Portugal fantasiado e em directo no Festival de Cannes
O realizador Miguel Gomes mostrou em Cannes o primeiro de três volumes do seu As Mil e Uma Noites. Cinema de fábula, mutante, que parte de episódios reais que todos podem reconhecer como seus. Continua…
É o tal filme que, com o concurso da “inconsciência de um produtor e da inconsciência dos financiadores”, chega agora à Quinzena dos Realizadores de Cannes, reinventando-se como acontecimento no dia em que Gus Vant Sant e Nanni Moretti apresentaram os seus muito decepcionantes filmes (respectivamente, Sea of Trees e Mia Madre) na competição do festival, a secção que recusou As Mil e uma Noites.
“Inconsciência de um produtor [Luis Urbano, de O Som e a Fúria] e da inconsciência dos financiadores…” Isto era Miguel Gomes a falar no palco do Théâtre Croisette, onde, ao fim de duas horas do primeiro dos três volumes que formam o filme (O Inquieto, O Desolado, O Encantado), foi aconchegado com uma muito determinada salva de palmas.
Pelas reacções que se tornaram explícitas no breve Q&A que se seguiu à exibição, deu para perceber que este filme sobre Portugal, este filme sobre acontecimentos tão reais mas simultaneamente tão “absurdos” e delirantes, de uma “intensidade emocional tão brutal” que, segundo o realizador, só tem equivalente na ficção e nessa proposta da ficção das ficções que é As Mil e uma Noites, ressoará em vários países da Europa. É, neste sentido, um conjunto de episódios que todos podem reconhecer como seus. E que terá fidelizado espectadores para continuarem a seguir Xerazade e as suas histórias nos próximos dias em que os outros dois volumes passarão em Cannes (segunda e quarta-feira): um total de seis horas e um quarto (só quinze minutos se devem aos três – enormes - genéricos juntos).

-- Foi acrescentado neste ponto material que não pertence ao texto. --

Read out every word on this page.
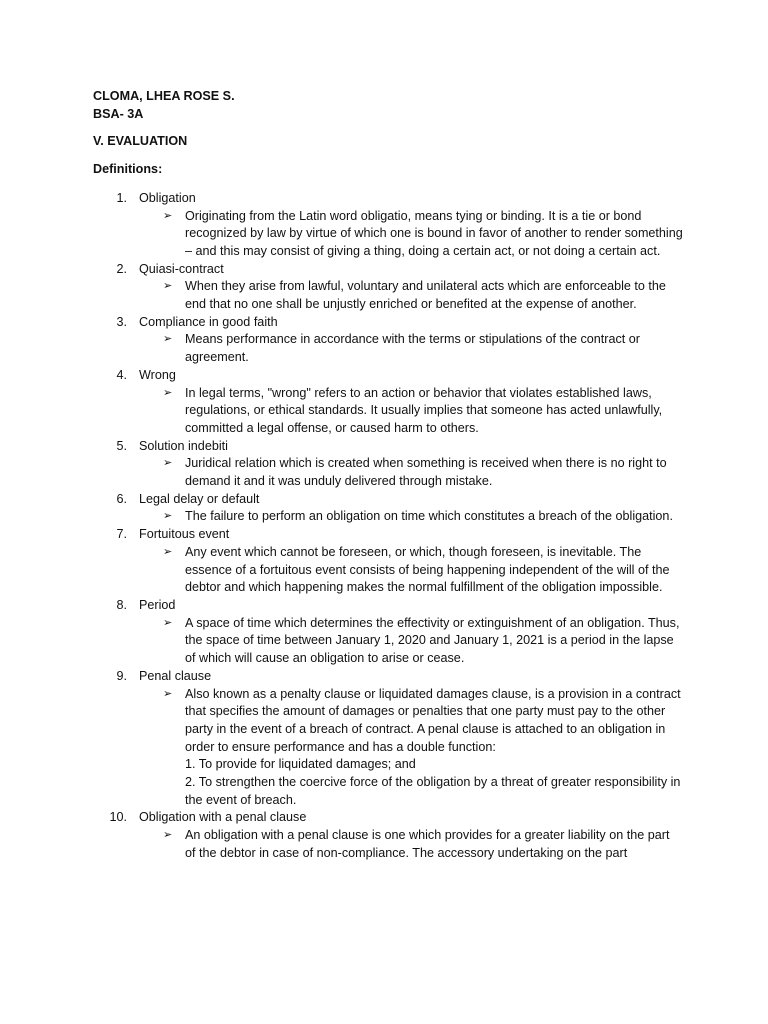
CLOMA, LHEA ROSE S.
BSA- 3A
V. EVALUATION
Definitions:
1. Obligation
➢ Originating from the Latin word obligatio, means tying or binding. It is a tie or bond recognized by law by virtue of which one is bound in favor of another to render something – and this may consist of giving a thing, doing a certain act, or not doing a certain act.
2. Quiasi-contract
➢ When they arise from lawful, voluntary and unilateral acts which are enforceable to the end that no one shall be unjustly enriched or benefited at the expense of another.
3. Compliance in good faith
➢ Means performance in accordance with the terms or stipulations of the contract or agreement.
4. Wrong
➢ In legal terms, "wrong" refers to an action or behavior that violates established laws, regulations, or ethical standards. It usually implies that someone has acted unlawfully, committed a legal offense, or caused harm to others.
5. Solution indebiti
➢ Juridical relation which is created when something is received when there is no right to demand it and it was unduly delivered through mistake.
6. Legal delay or default
➢ The failure to perform an obligation on time which constitutes a breach of the obligation.
7. Fortuitous event
➢ Any event which cannot be foreseen, or which, though foreseen, is inevitable. The essence of a fortuitous event consists of being happening independent of the will of the debtor and which happening makes the normal fulfillment of the obligation impossible.
8. Period
➢ A space of time which determines the effectivity or extinguishment of an obligation. Thus, the space of time between January 1, 2020 and January 1, 2021 is a period in the lapse of which will cause an obligation to arise or cease.
9. Penal clause
➢ Also known as a penalty clause or liquidated damages clause, is a provision in a contract that specifies the amount of damages or penalties that one party must pay to the other party in the event of a breach of contract. A penal clause is attached to an obligation in order to ensure performance and has a double function:
1. To provide for liquidated damages; and
2. To strengthen the coercive force of the obligation by a threat of greater responsibility in the event of breach.
10. Obligation with a penal clause
➢ An obligation with a penal clause is one which provides for a greater liability on the part of the debtor in case of non-compliance. The accessory undertaking on the part
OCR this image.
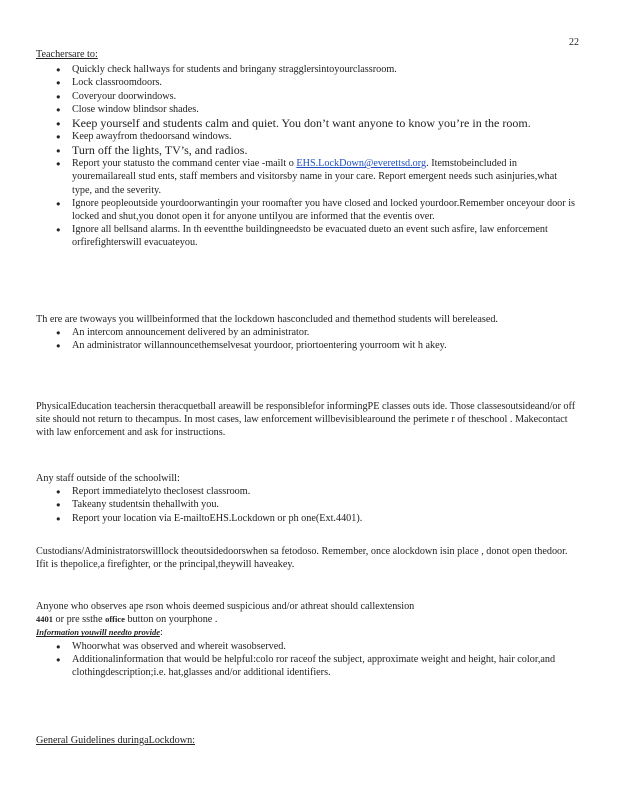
22

Teachersare to:

● Quickly check hallways for students and bringany stragglersintoyourclassroom.
● Lock classroomdoors.
● Coveryour doorwindows.
● Close window blindsor shades.
● Keep yourself and students calm and quiet. You don’t want anyone to know you’re in the room.
● Keep awayfrom thedoorsand windows.
● Turn off the lights, TV’s, and radios.
● Report your statusto the command center viae -mailt o EHS.LockDown@everettsd.org. Itemstobeincluded in youremailareall stud ents, staff members and visitorsby name in your care. Report emergent needs such asinjuries,what type, and the severity.
● Ignore peopleoutside yourdoorwantingin your roomafter you have closed and locked yourdoor.Remember onceyour door is locked and shut,you donot open it for anyone untilyou are informed that the eventis over.
● Ignore all bellsand alarms. In th eeventthe buildingneedsto be evacuated dueto an event such asfire, law enforcement orfirefighterswill evacuateyou.

Th ere are twoways you willbeinformed that the lockdown hasconcluded and themethod students will bereleased.

● An intercom announcement delivered by an administrator.
● An administrator willannouncethemselvesat yourdoor, priortoentering yourroom wit h akey.

PhysicalEducation teachersin theracquetball areawill be responsiblefor informingPE classes outs ide. Those classesoutsideand/or off site should not return to thecampus. In most cases, law enforcement willbevisiblearound the perimete r of theschool . Makecontact with law enforcement and ask for instructions.

Any staff outside of the schoolwill:

● Report immediatelyto theclosest classroom.
● Takeany studentsin thehallwith you.
● Report your location via E-mailtoEHS.Lockdown or ph one(Ext.4401).

Custodians/Administratorswilllock theoutsidedoorswhen sa fetodoso. Remember, once alockdown isin place , donot open thedoor. Ifit is thepolice,a firefighter, or the principal,theywill haveakey.

Anyone who observes ape rson whois deemed suspicious and/or athreat should callextension
4401 or pre ssthe office button on yourphone .

Information youwill needto provide:

● Whoorwhat was observed and whereit wasobserved.
● Additionalinformation that would be helpful:colo ror raceof the subject, approximate weight and height, hair color,and clothingdescription;i.e. hat,glasses and/or additional identifiers.

General Guidelines duringaLockdown:
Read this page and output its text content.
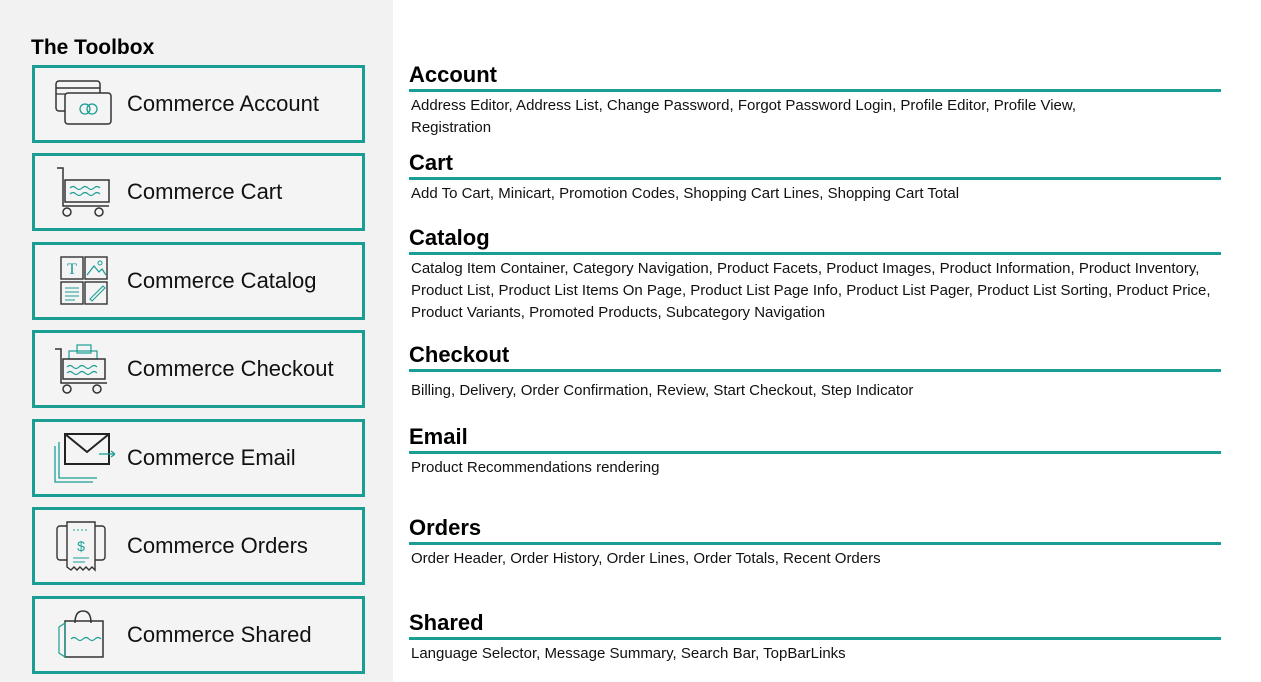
The Toolbox
Commerce Account
Commerce Cart
T Commerce Catalog
Commerce Checkout
Commerce Email
$ Commerce Orders
Commerce Shared
Account
Address Editor, Address List, Change Password, Forgot Password Login, Profile Editor, Profile View, Registration
Cart
Add To Cart, Minicart, Promotion Codes, Shopping Cart Lines, Shopping Cart Total
Catalog
Catalog Item Container, Category Navigation, Product Facets, Product Images, Product Information, Product Inventory, Product List, Product List Items On Page, Product List Page Info, Product List Pager, Product List Sorting, Product Price, Product Variants, Promoted Products, Subcategory Navigation
Checkout
Billing, Delivery, Order Confirmation, Review, Start Checkout, Step Indicator
Email
Product Recommendations rendering
Orders
Order Header, Order History, Order Lines, Order Totals, Recent Orders
Shared
Language Selector, Message Summary, Search Bar, TopBarLinks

O realizador não fugiu, portanto. Pode-se acreditar ou não na maior ou menor sinceridade dessa encenação feita no início do filme: o reflexo num vidro a abandonar o campo e a sua equipa, como se não soubesse como continuar depois das imagens chuvosas e sem esperança que documentam o silêncio que se abateu com a crise nos estaleiros navais de Viana do Castelo, onde as chapas pararam de bater – e como continuar, tratando ao mesmo tempo a crise provocada junto dos apicultores por uma praga de vespas asiáticas? Depois é como se Miguel Gomes tivesse sido obrigado a ficar, dando-se a ver ameaçado como Xerazade, que todas as noites tem de contar uma história para não morrer. Pode-se acreditar na maior ou menor sinceridade porque se reconhece este tipo de figuração, de construção de uma persona, este narcisismo que se afirma parecendo querer negar-se, desde Aquele Querido Mês de Agosto (2008), filme já presente na Quinzena dos Realizadores e em que o realizador também aparecia com os elementos da equipa (concretamente, com o seu director de som, Vasco Pimentel) para assumir a sua crise.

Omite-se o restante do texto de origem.